Евгений сам не знал, как объяснить то, что мать до сих пор не выгнала со столь ответственной должности горького пьяницу.

— Неужели пьет? — догадался Бенкендорф.

Евгений подтвердил его догадку кивком головы.

— Но сейчас-то, средь бела дня, этот негодяй, вероятно, еще тверез? — предположил Александр, неожиданно перейдя на русский.

— Он безнадежен! Матушка заперла его в карцере, — не стал лукавить граф, — и хотела препроводить в сумасшедший дом. Не знаю, чего мы ждем.

— Вот оно что, — покачал головой генерал. Он отнесся к словам Евгения с крайним недоверием, посчитав, что тот просто-напросто не желает помочь следствию. — Что ж, если дворецкий в таком состоянии, то я боюсь спрашивать, здоровы ли другие слуги. Пожалуй, у вас и без меня довольно хлопот!

Он поднялся с кресел, чтобы откланяться, но Шувалов предупредил его порыв. Ему не было никакого дела до Ростопчина, он был в данную минуту озабочен исключительно здоровьем матушки, но отпускать гостя вот так, на грани ссоры, посчитал неприличным.

— Кажется, я знаю, кто сможет вам помочь! — заявил он и, позвонив, приказал слуге привести Вилимку.

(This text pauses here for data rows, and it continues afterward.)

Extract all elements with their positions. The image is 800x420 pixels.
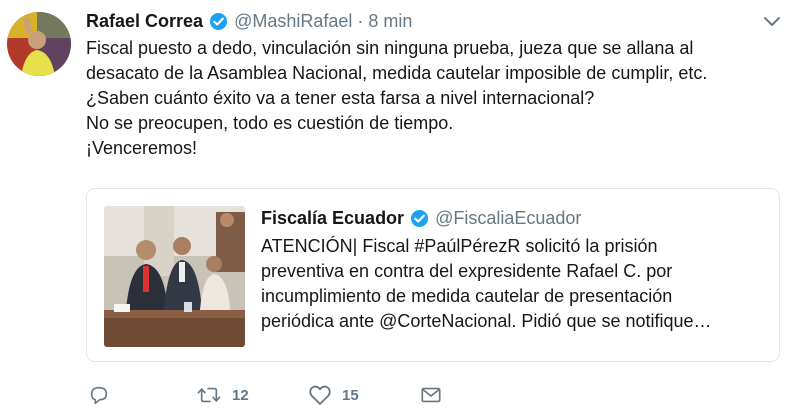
reply-button[interactable] <box>88 380 110 410</box>
quoted-tweet-text: ATENCIÓN| Fiscal #PaúlPérezR solicitó la… <box>261 234 771 334</box>
tweet-text-line: desacato de la Asamblea Nacional, medida… <box>86 63 708 83</box>
author-name[interactable]: Rafael Correa <box>86 11 203 32</box>
quoted-text-line: periódica ante @CorteNacional. Pidió que… <box>261 311 712 331</box>
tweet-text-line: No se preocupen, todo es cuestión de tie… <box>86 113 454 133</box>
tweet-text-line: ¿Saben cuánto éxito va a tener esta fars… <box>86 88 595 108</box>
retweet-count: 12 <box>232 386 249 404</box>
direct-message-button[interactable] <box>420 380 442 410</box>
author-handle[interactable]: @MashiRafael <box>234 11 352 32</box>
like-count: 15 <box>342 386 359 404</box>
verified-icon <box>209 12 228 31</box>
quoted-tweet[interactable]: Fiscalía Ecuador @FiscaliaEcuador ATENCI… <box>86 188 780 362</box>
quoted-text-line: ATENCIÓN| Fiscal #PaúlPérezR solicitó la… <box>261 236 658 256</box>
timestamp[interactable]: 8 min <box>368 11 412 32</box>
tweet-text: Fiscal puesto a dedo, vinculación sin ni… <box>86 36 786 161</box>
quoted-author-handle[interactable]: @FiscaliaEcuador <box>435 208 581 229</box>
verified-icon <box>410 209 429 228</box>
quoted-text-line: incumplimiento de medida cautelar de pre… <box>261 286 673 306</box>
tweet-actions: 12 15 <box>86 380 486 410</box>
quoted-tweet-header: Fiscalía Ecuador @FiscaliaEcuador <box>261 205 581 231</box>
tweet-text-line: Fiscal puesto a dedo, vinculación sin ni… <box>86 38 694 58</box>
tweet-text-line: ¡Venceremos! <box>86 138 198 158</box>
reply-icon <box>90 386 108 405</box>
tweet-header: Rafael Correa @MashiRafael · 8 min <box>86 8 412 34</box>
quoted-tweet-photo[interactable] <box>104 206 245 347</box>
envelope-icon <box>421 387 441 403</box>
retweet-button[interactable]: 12 <box>196 380 249 410</box>
like-button[interactable]: 15 <box>308 380 359 410</box>
separator: · <box>357 10 364 31</box>
heart-icon <box>309 385 331 405</box>
chevron-down-icon[interactable] <box>762 14 782 30</box>
avatar-image <box>7 12 71 76</box>
courtroom-photo <box>104 206 245 347</box>
quoted-text-line: preventiva en contra del expresidente Ra… <box>261 261 673 281</box>
quoted-author-name[interactable]: Fiscalía Ecuador <box>261 208 404 229</box>
retweet-icon <box>197 387 221 403</box>
avatar[interactable] <box>7 12 71 76</box>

— Отчаянный мальчишка, сорвиголова, — пояснил он Бенкендорфу. — Знает обо всем, что происходит в доме и вокруг него. У него на ногах крылья.

Пока искали Вилимку, граф предложил гостю выпить вишневой настойки, после чего стал куда словоохотливей, и наконец рассказал о своем чудесном исцелении.

— В этом случае усматривается промысел божий, — серьезно подытожил Александр и, подняв рюмку, объявил тост: — За ваше вновь обретенное здоровье!

Вилимка ничуть не смутился при виде незнакомого человека в генеральских погонах и сразу проникся к нему уважением. В его круглых синих глазах ясно читалось: «Дал бы ты, дядя, поносить мне свою саблю! А того лучше, взял бы с собой на войну!»